As the first Internet wave crested in 2001, Larry Lessig started Creative Commons to empower re-mix artists and SFMOMA opened 010101: Art in Technological Times later followed by a series of exhibits curated by Rudolf Frieling and Tanya Zimbardo. In 2002, Karen Marcelo started the SF Dorkbot monthly lecture series and JoAnne Northrup at the San Jose Museum of Art began curating retrospectives of media artists such as Jennifer Steinkamp and gallerists like Catharine Clark started representing media artists.

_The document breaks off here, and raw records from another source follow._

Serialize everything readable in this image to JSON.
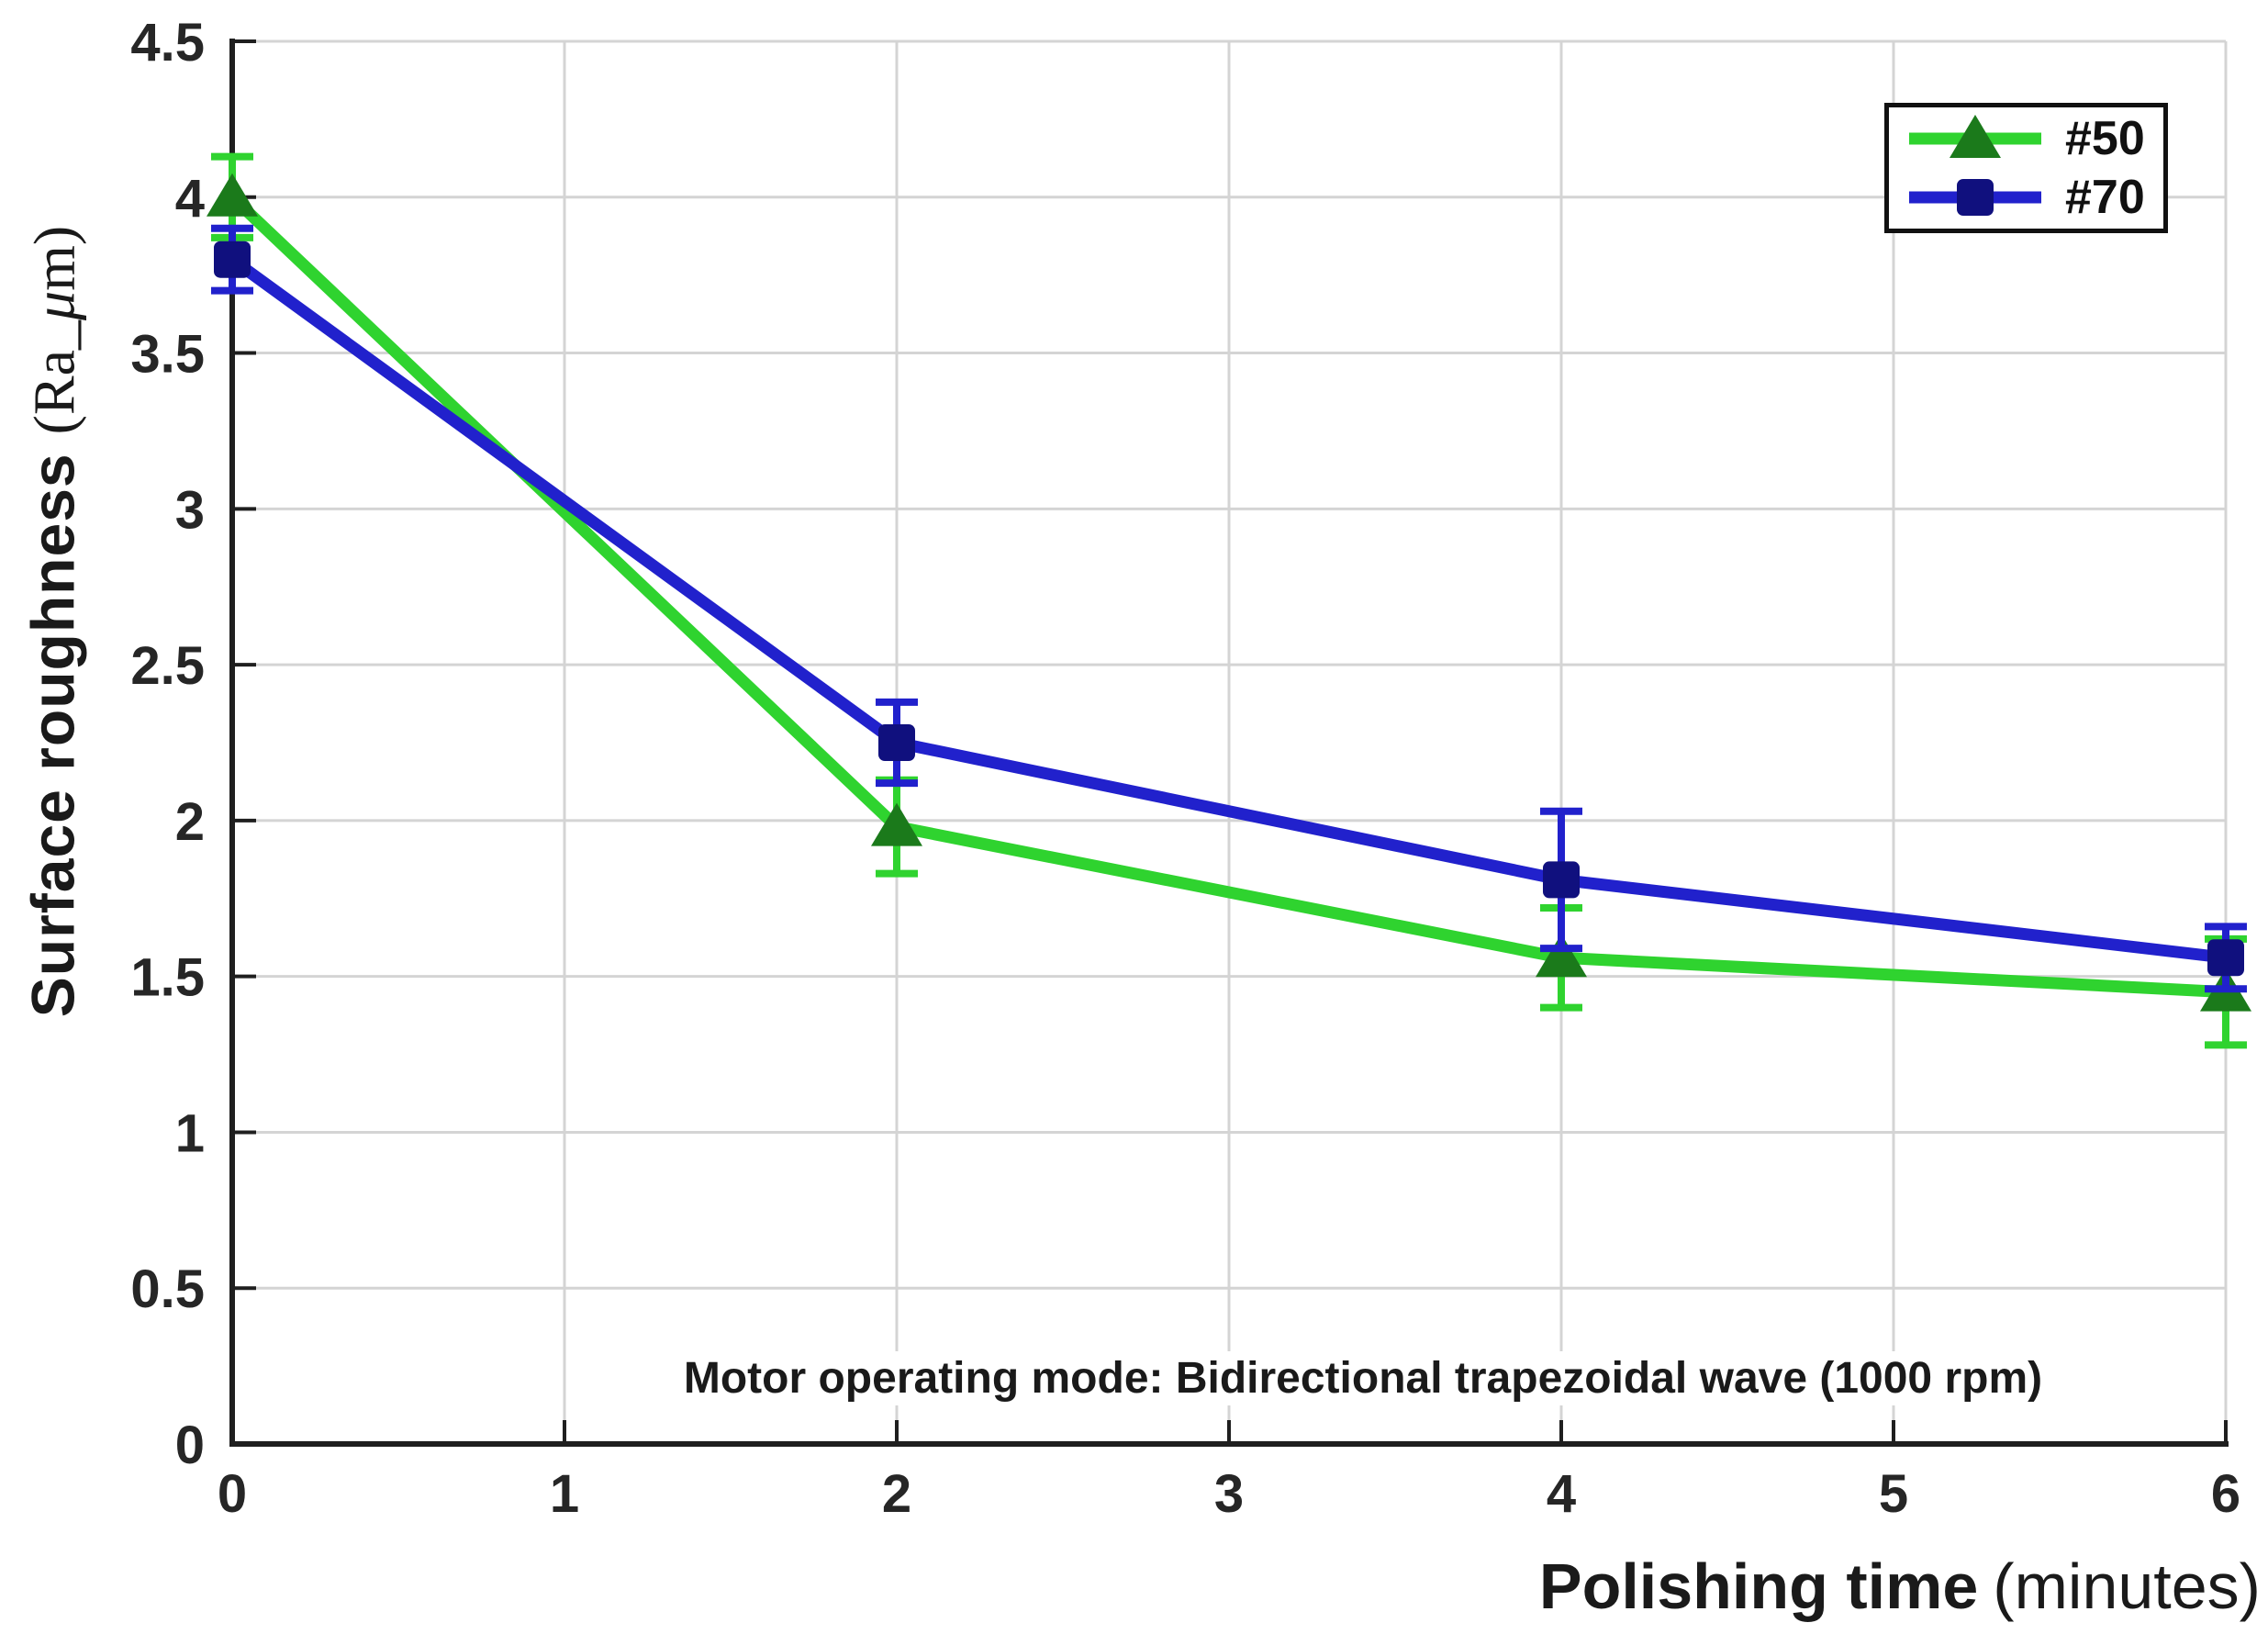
{
  "figure": {
    "background_color": "#ffffff",
    "axis_color": "#1f1f1f",
    "grid_color": "#d4d4d4",
    "tick_label_color": "#262626",
    "text_color": "#1a1a1a"
  },
  "chart_data": {
    "type": "line",
    "title": "",
    "xlabel": {
      "bold": "Polishing time",
      "paren": "(minutes)"
    },
    "ylabel": {
      "bold": "Surface roughness",
      "paren_pre": "(Ra_",
      "paren_mu": "μ",
      "paren_post": "m)"
    },
    "annotation": "Motor operating mode: Bidirectional trapezoidal wave (1000 rpm)",
    "xlim": [
      0,
      6
    ],
    "ylim": [
      0,
      4.5
    ],
    "x_ticks": [
      0,
      1,
      2,
      3,
      4,
      5,
      6
    ],
    "y_ticks": [
      0,
      0.5,
      1,
      1.5,
      2,
      2.5,
      3,
      3.5,
      4,
      4.5
    ],
    "grid": true,
    "legend_position": "top-right",
    "series": [
      {
        "name": "#50",
        "marker": "triangle",
        "line_color": "#2fd32f",
        "marker_color": "#1b7a1b",
        "x": [
          0,
          2,
          4,
          6
        ],
        "y": [
          4.0,
          1.98,
          1.56,
          1.45
        ],
        "yerr": [
          0.13,
          0.15,
          0.16,
          0.17
        ]
      },
      {
        "name": "#70",
        "marker": "square",
        "line_color": "#2121cc",
        "marker_color": "#10107e",
        "x": [
          0,
          2,
          4,
          6
        ],
        "y": [
          3.8,
          2.25,
          1.81,
          1.56
        ],
        "yerr": [
          0.1,
          0.13,
          0.22,
          0.1
        ]
      }
    ]
  }
}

In 2006 the first Maker Faire was held in San Mateo and Josette Melchor and Peter Hirshberg created the Gray Area Art Foundation. In 2008, Piero Scaruffi began organizing the monthly Leonardo Art Science Evenings (LASER) and BAM/PFA curator Rick Rinehart hosted a Funeral for Analog television. Literally hundreds of artists have come to the Bay Area to study art and technology at SFAI, SFSU, Berkeley, Stanford, Mills, CCA and other Bay Area schools.
In 2013, the Bay Area Art and Technology counterculture received international attention for the spectacular Bay Lights project initiated when Ben Davis, Timothy Childs, Amy Critchett, Dorka Keehn and others worked with Leo Villareal and recent advances in LED light technology to create the world’s largest light sculpture on the Bay Bridge.
Each wave of art and technology starts with a real or imagined discovery: land, gold, atomic elements, hallucinogens, circuits, algorithms. As Timothy Leary allegedly observed: “California is the end of the genetic runway.” The Northern California / Bay Area Art and Technology counterculture paves that runway with a true love of science and engineering, a deep resistance to authority, and an undaunted belief in Power to the People. The Bay Area is quick to forgive and embrace projects that don’t go the way they were intended. This ecosystem continues to explore and experiment with new ways to express ideas that could not be expressed before.
Thanks to Kevin Chen, Renny Pritikin, Natasha Boaz, Catharine Clark, Erik Davis, Rudolf Frieling, Michael Grey, Lynn Hershman, Connie Lewallen, Chip Lord, Tom Marioni, Marina McDougall, Susan Miller, JoAnne Northrup, David Pescovitz, Rick Rinehart, Alexander Rose, Joel Slayton, Tiffany Shlain, R.U. Sirius, V. Vale, and Pam Winfrey for advice, and apologies to all, especially professional historians, for omissions and errors.